De même que agir impunément en exerçant la violence contre des citoyens pacifiques, utiliser des codes pénales anciens pour maintenir en prison deux personnes de paix qui n’ont commis aucun crime, persécuter des idées et des médias, ou encore encourager de façon irresponsable l’instabilité économique. Ou la grave irresponsabilité du PP avec Mariano Rajoy, l’actuel président, comme responsable principale d’une infâme collecte de signatures contre la Catalogne et l’honteuse sentence postérieure du Tribunal Constitutionnel contre un Statut d’autonomie de la Catalogne déjà approuvé en référendum –légale et accordée-. Ces irresponsables qui méprisèrent la volonté des catalans et qui violèrent le pacte constitutionnel de 1978 sont ceux qui aujourd’hui souhaitent nous gouverner.
 
Par conséquent, je suis conscient de la menace qui pèse sur tout le peuple de la Catalogne si l’État maintient son objectif liquidateur. Nous devons nous conjurer pour défendre à nouveau nos institutions, comme nous l’avons toujours fait, de manière pacifique et civilisée, mais aussi avec des arguments et de dignité.
 
C’est pour cela que j’ai demandé au Parlement qui fixe la convocation d’une session plénière où tous les représentants de la souveraineté citoyenne, élus par les citoyens, nous débâtions et prenons des décisions en relation à la tentative de liquider notre autogouvernement et notre démocratie, et nous agirons en conséquence.
 
[EN CASTILLAN] Je souhaite adresser un message aux démocrates espagnoles. Ce qui est en train de se faire avec la Catalogne est une attaque à la démocratie qui ouvre la porte à d’autres abus de la même nature n’importe où ailleurs, pas seulement en Catalogne. Criminaliser le dissident, nier la réalité et bâtir des murs de légalités plutôt que fenêtres de volonté citoyenne... Si tout ceci triomphe le mal à la démocratie et à tous les citoyens sera brutal et impliquera une régression scandaleuse.

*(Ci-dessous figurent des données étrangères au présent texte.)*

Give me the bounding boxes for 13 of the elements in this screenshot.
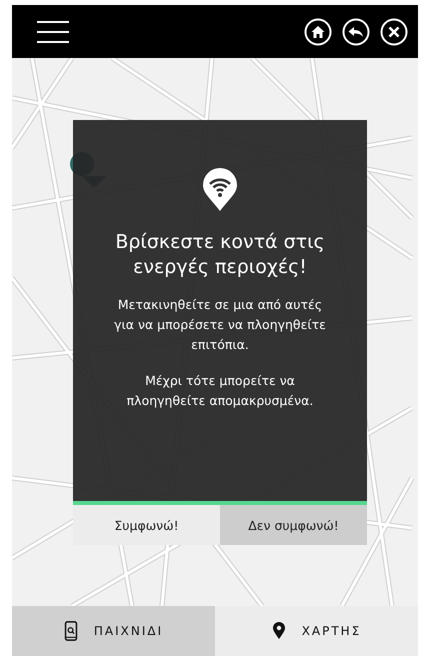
agree-button[interactable]: Συμφωνώ! bbox=[73, 505, 220, 545]
disagree-button[interactable]: Δεν συμφωνώ! bbox=[220, 505, 367, 545]
tab[interactable]: ΠΑΙΧΝΙΔΙ bbox=[12, 606, 215, 656]
dialog-text: Μετακινηθείτε σε μια από αυτές για να μπορέσετε να πλοηγηθείτε επιτόπια. bbox=[113, 296, 327, 354]
dialog-title: Βρίσκεστε κοντά στις ενεργές περιοχές! bbox=[114, 230, 326, 280]
location-pin-icon bbox=[272, 621, 286, 641]
dialog-text: Μέχρι τότε μπορείτε να πλοηγηθείτε απομακρυσμένα. bbox=[126, 372, 314, 410]
tab[interactable]: ΧΑΡΤΗΣ bbox=[215, 606, 418, 656]
close-icon[interactable] bbox=[380, 18, 408, 46]
menu-icon[interactable] bbox=[36, 20, 70, 42]
phone-search-icon bbox=[64, 621, 78, 641]
wifi-pin-icon bbox=[202, 168, 238, 212]
home-icon[interactable] bbox=[304, 18, 332, 46]
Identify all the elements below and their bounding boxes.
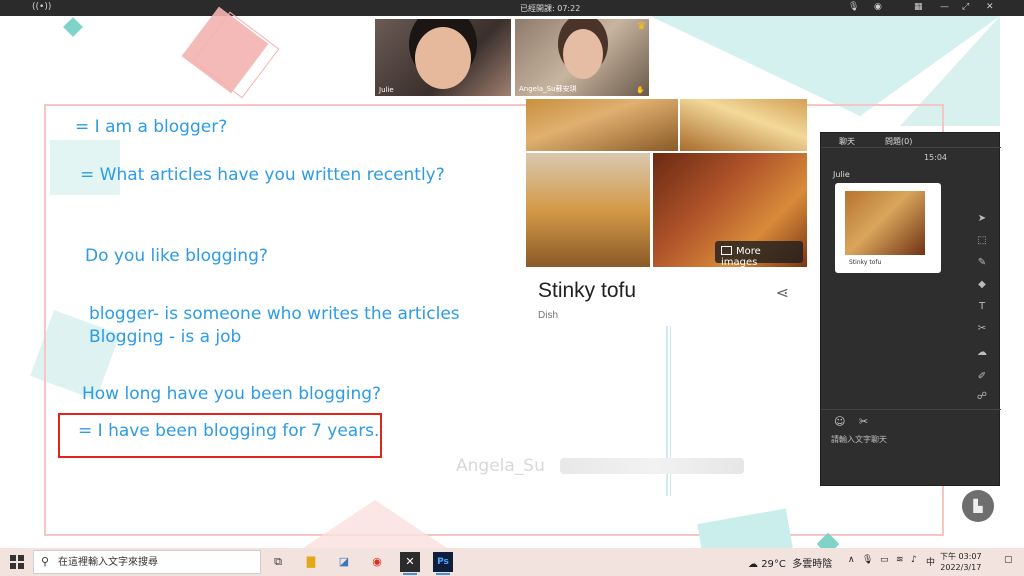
food-photo: More images bbox=[653, 153, 807, 267]
search-result-card: More images Stinky tofu Dish ⋖ bbox=[526, 99, 807, 325]
food-photo bbox=[526, 99, 678, 151]
whiteboard-tools: ➤ ⬚ ✎ ◆ T ✂ ☁ ✐ ☍ bbox=[972, 213, 992, 408]
select-icon[interactable]: ⬚ bbox=[972, 235, 992, 253]
card-title: Stinky tofu bbox=[538, 279, 637, 302]
message-sender: Julie bbox=[833, 170, 850, 179]
whiteboard-text: How long have you been blogging? bbox=[82, 384, 382, 404]
message-image bbox=[845, 191, 925, 255]
participant-name: Angela_Su蘇安琪 bbox=[519, 85, 577, 93]
screen: ((•)) 已經開課: 07:22 🎙 ◉ ▦ — ⤢ ✕ Julie ♛ An… bbox=[0, 0, 1024, 576]
text-tool-icon[interactable]: T bbox=[972, 301, 992, 319]
fullscreen-icon[interactable]: ⤢ bbox=[962, 2, 969, 12]
chrome-icon[interactable]: ◉ bbox=[367, 552, 387, 572]
class-timer: 已經開課: 07:22 bbox=[520, 4, 581, 13]
chat-input[interactable]: 請輸入文字聊天 bbox=[831, 434, 887, 445]
message-image-label: Stinky tofu bbox=[849, 259, 882, 266]
participant-name: Julie bbox=[379, 86, 394, 94]
chat-image-message[interactable]: Stinky tofu bbox=[835, 183, 941, 273]
assistant-button[interactable]: ▙ bbox=[962, 490, 994, 522]
screenshot-icon[interactable]: ✂ bbox=[859, 415, 868, 428]
weather-text: 多雲時陰 bbox=[792, 559, 833, 570]
battery-icon[interactable]: ▭ bbox=[880, 555, 889, 565]
clock-date: 2022/3/17 bbox=[940, 563, 982, 572]
temperature: 29°C bbox=[761, 559, 786, 570]
minimize-icon[interactable]: — bbox=[940, 2, 949, 12]
search-icon: ⚲ bbox=[41, 555, 50, 568]
pointer-icon[interactable]: ➤ bbox=[972, 213, 992, 231]
watermark-blur bbox=[560, 458, 744, 474]
cloud-icon[interactable]: ☁ bbox=[972, 347, 992, 365]
share-icon[interactable]: ⋖ bbox=[776, 283, 789, 302]
wifi-icon[interactable]: ≋ bbox=[896, 555, 904, 565]
tab-chat[interactable]: 聊天 bbox=[839, 136, 855, 147]
task-view-icon[interactable]: ⧉ bbox=[268, 552, 288, 572]
participant-video bbox=[415, 27, 471, 89]
card-subtitle: Dish bbox=[538, 310, 559, 321]
crown-icon: ♛ bbox=[637, 21, 646, 32]
ime-indicator[interactable]: 中 bbox=[926, 555, 935, 568]
clock-time: 下午 03:07 bbox=[940, 552, 982, 561]
meeting-toolbar: ((•)) 已經開課: 07:22 🎙 ◉ ▦ — ⤢ ✕ bbox=[0, 0, 1024, 16]
close-icon[interactable]: ✕ bbox=[986, 2, 994, 12]
food-photo bbox=[526, 153, 650, 267]
decor-teal-dot bbox=[63, 17, 83, 37]
emoji-icon[interactable]: ☺ bbox=[834, 415, 845, 428]
more-images-button[interactable]: More images bbox=[715, 241, 803, 267]
tab-divider bbox=[821, 147, 1001, 148]
system-clock[interactable]: 下午 03:07 2022/3/17 bbox=[940, 551, 982, 573]
image-icon bbox=[721, 246, 732, 255]
tab-questions[interactable]: 問題(0) bbox=[885, 136, 912, 147]
taskbar-search[interactable]: ⚲ bbox=[33, 550, 261, 574]
layout-icon[interactable]: ▦ bbox=[914, 2, 923, 12]
chat-panel: 聊天 問題(0) 15:04 Julie Stinky tofu ➤ ⬚ ✎ ◆… bbox=[820, 132, 1001, 486]
participant-video bbox=[563, 29, 603, 79]
scissors-icon[interactable]: ✂ bbox=[972, 323, 992, 341]
microphone-icon[interactable]: 🎙 bbox=[848, 2, 859, 12]
whiteboard-text: Do you like blogging? bbox=[85, 246, 268, 266]
photoshop-icon[interactable]: Ps bbox=[433, 552, 453, 575]
edit-icon[interactable]: ✐ bbox=[972, 371, 992, 389]
whiteboard-text: = I am a blogger? bbox=[75, 117, 228, 137]
hand-icon: ✋ bbox=[636, 86, 645, 94]
search-input[interactable] bbox=[58, 554, 254, 571]
file-explorer-icon[interactable]: ▇ bbox=[301, 552, 321, 572]
food-photo bbox=[680, 99, 807, 151]
video-tile-angela[interactable]: ♛ Angela_Su蘇安琪 ✋ bbox=[515, 19, 649, 96]
chevron-up-icon[interactable]: ∧ bbox=[848, 555, 855, 565]
eraser-icon[interactable]: ◆ bbox=[972, 279, 992, 297]
watermark: Angela_Su bbox=[456, 456, 545, 476]
windows-start-icon[interactable] bbox=[10, 555, 24, 569]
whiteboard-text: = What articles have you written recentl… bbox=[80, 165, 445, 185]
input-divider bbox=[821, 409, 1001, 410]
weather-widget[interactable]: ☁ 29°C 多雲時陰 bbox=[748, 555, 832, 570]
notifications-icon[interactable]: ▢ bbox=[1004, 555, 1013, 565]
volume-icon[interactable]: ♪ bbox=[911, 555, 917, 565]
video-tile-julie[interactable]: Julie bbox=[375, 19, 511, 96]
microphone-icon[interactable]: 🎙 bbox=[862, 555, 873, 565]
pen-icon[interactable]: ✎ bbox=[972, 257, 992, 275]
whiteboard-text: Blogging - is a job bbox=[89, 327, 242, 347]
meeting-app-icon[interactable]: ✕ bbox=[400, 552, 420, 575]
whiteboard-text: = I have been blogging for 7 years. bbox=[78, 421, 380, 441]
broadcast-icon[interactable]: ((•)) bbox=[32, 2, 51, 12]
camera-icon[interactable]: ◉ bbox=[874, 2, 882, 12]
message-time: 15:04 bbox=[923, 153, 947, 162]
taskbar: ⚲ ⧉ ▇ ◪ ◉ ✕ Ps ☁ 29°C 多雲時陰 ∧ 🎙 ▭ ≋ ♪ 中 下… bbox=[0, 548, 1024, 576]
whiteboard-text: blogger- is someone who writes the artic… bbox=[89, 304, 460, 324]
comments-icon[interactable]: ☍ bbox=[972, 391, 992, 409]
app-icon[interactable]: ◪ bbox=[334, 552, 354, 572]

Nous ne devons pas permettre que cela arrive.
 
[EN ANGLAIS] Je veux adresser un message à l’Europe. Pas seulement à ses leaders politiques mais aussi, et tout particulièrement, à tous les citoyens européens, nos frères et nos sœurs, avec lesquels nous partageons la citoyenneté européenne.

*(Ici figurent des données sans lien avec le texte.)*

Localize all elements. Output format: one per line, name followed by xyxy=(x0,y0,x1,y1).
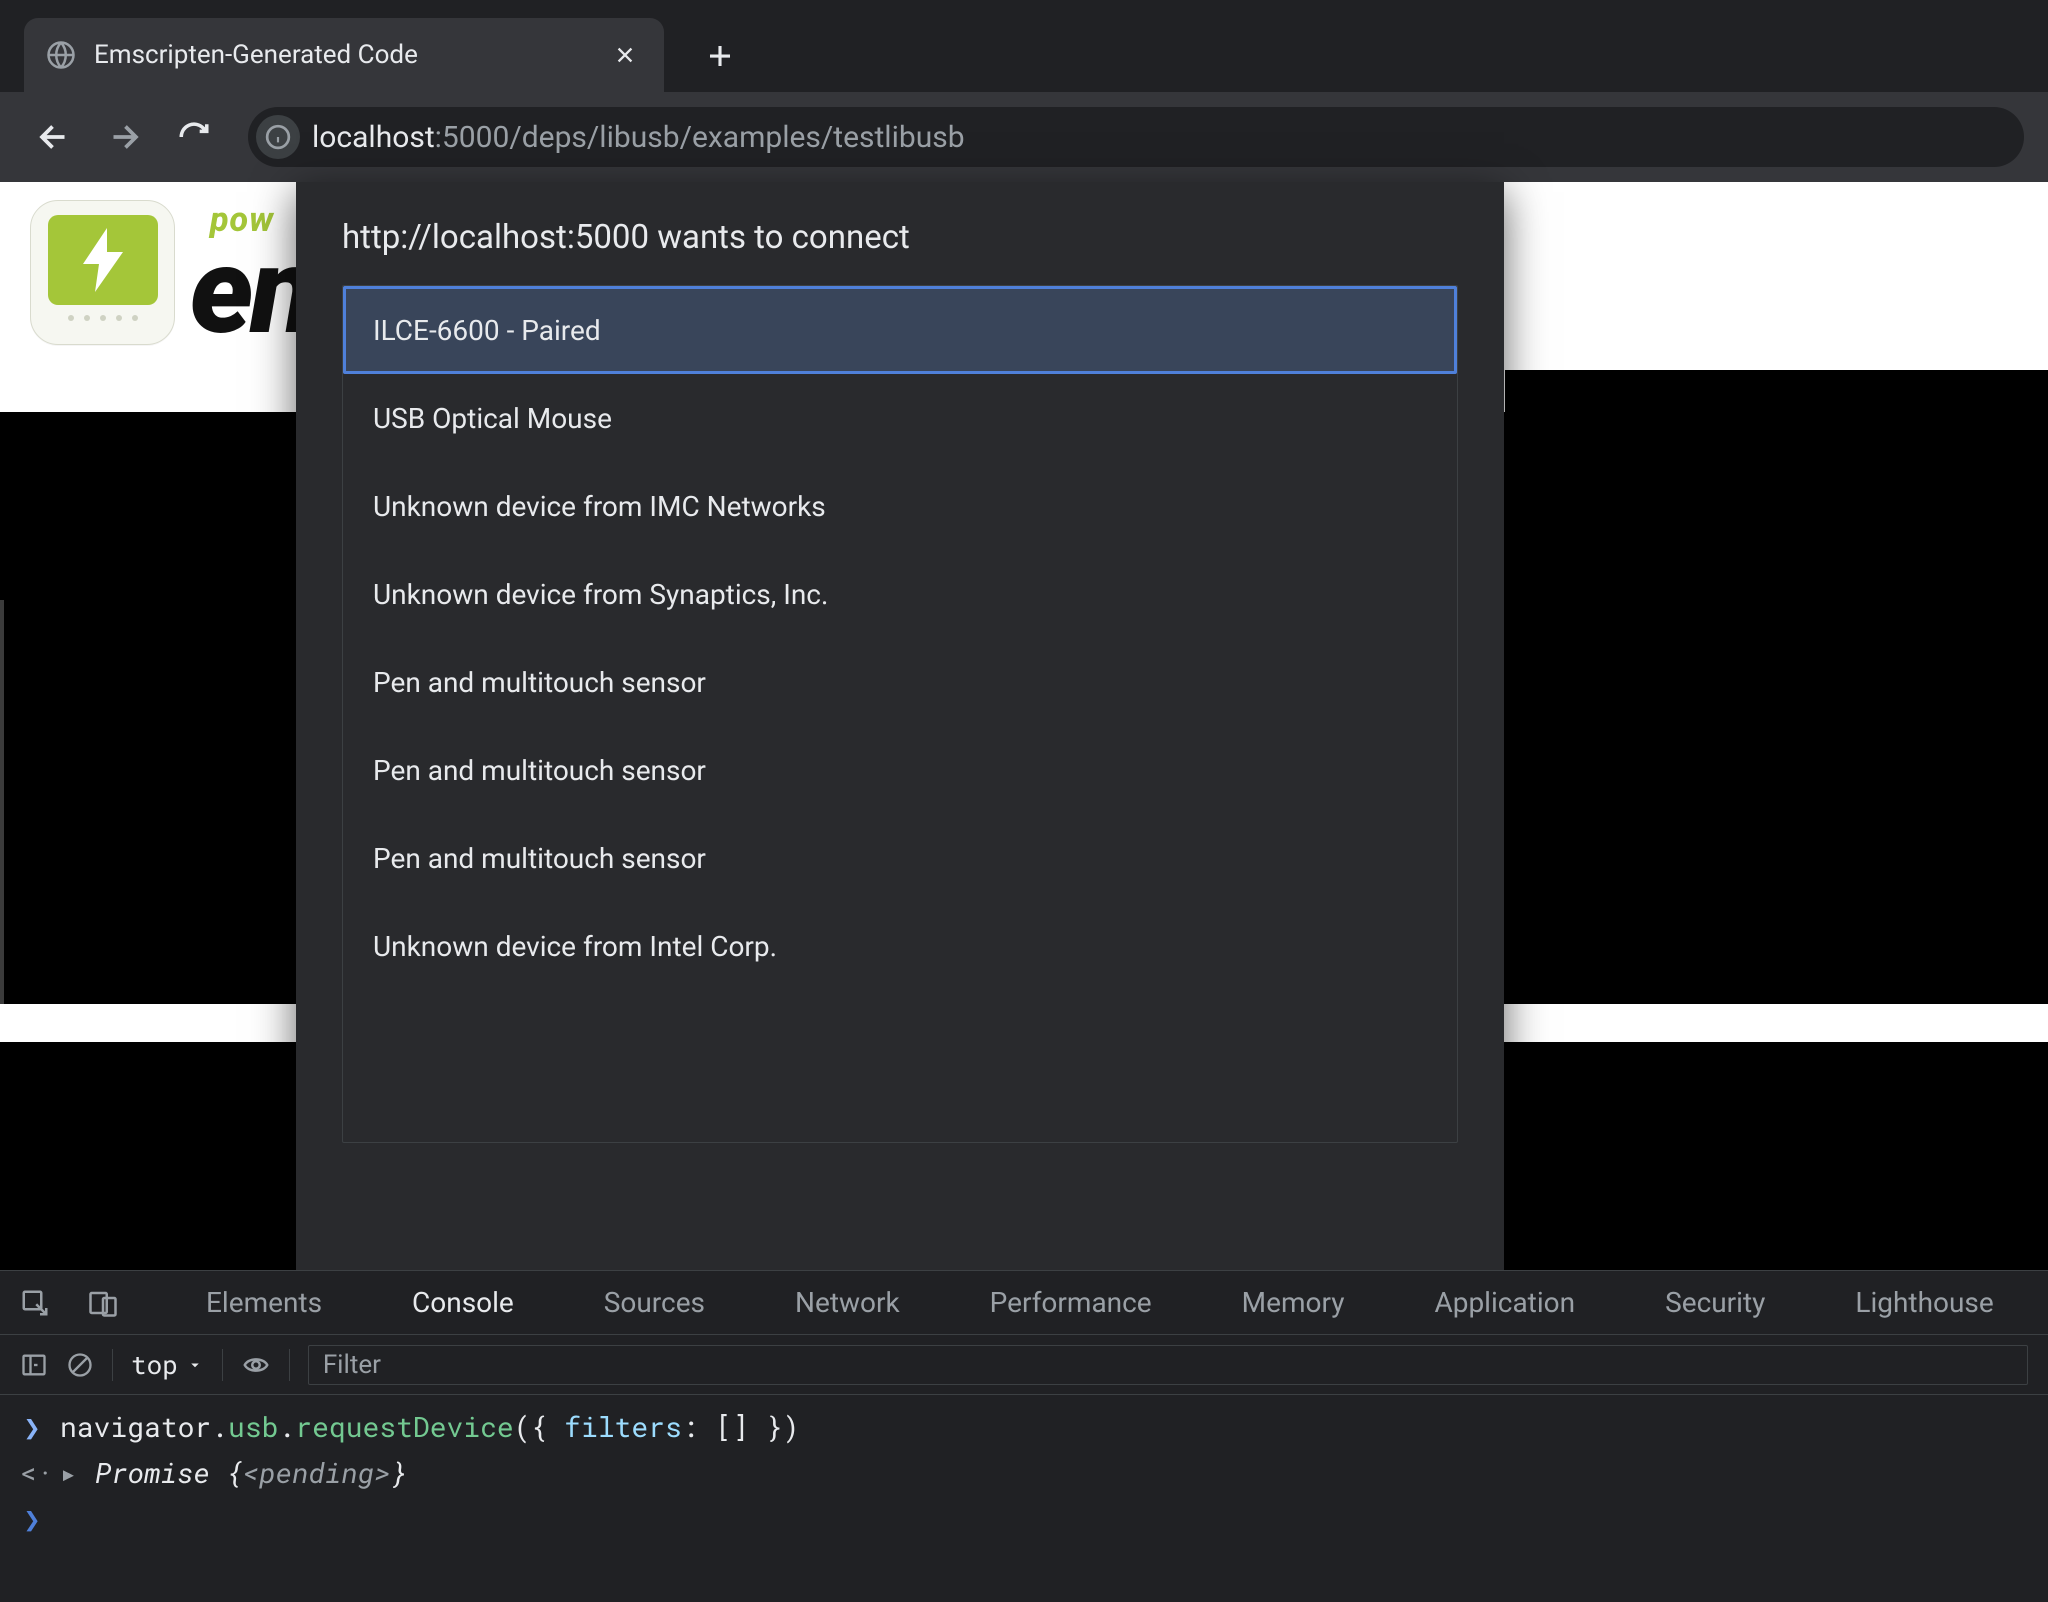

Si les valeurs fondatrices de l’Europe sont en jeu en Catalogne, elles le seront aussi en Europe.  
Décider démocratiquement le futur d’une nation n’est pas un crime. Cela va contre les fondements qui unissent les citoyens européens dans sa diversité.
 
La Catalogne est une ancienne nation européenne. Elle est au cœur des valeurs européennes.
 
Nous faisons ce que nous faisons car nous croyons en une Europe démocratique et pacifique. L’Europe des Droits de l’Homme que doit nous protéger tous et chacun de nous.
 
Vous devriez savoir que ce pour quoi vous vous battez chez vous et le même que pour quoi nous nous battons aussi, en Catalogne. Et nous continuerons à le faire.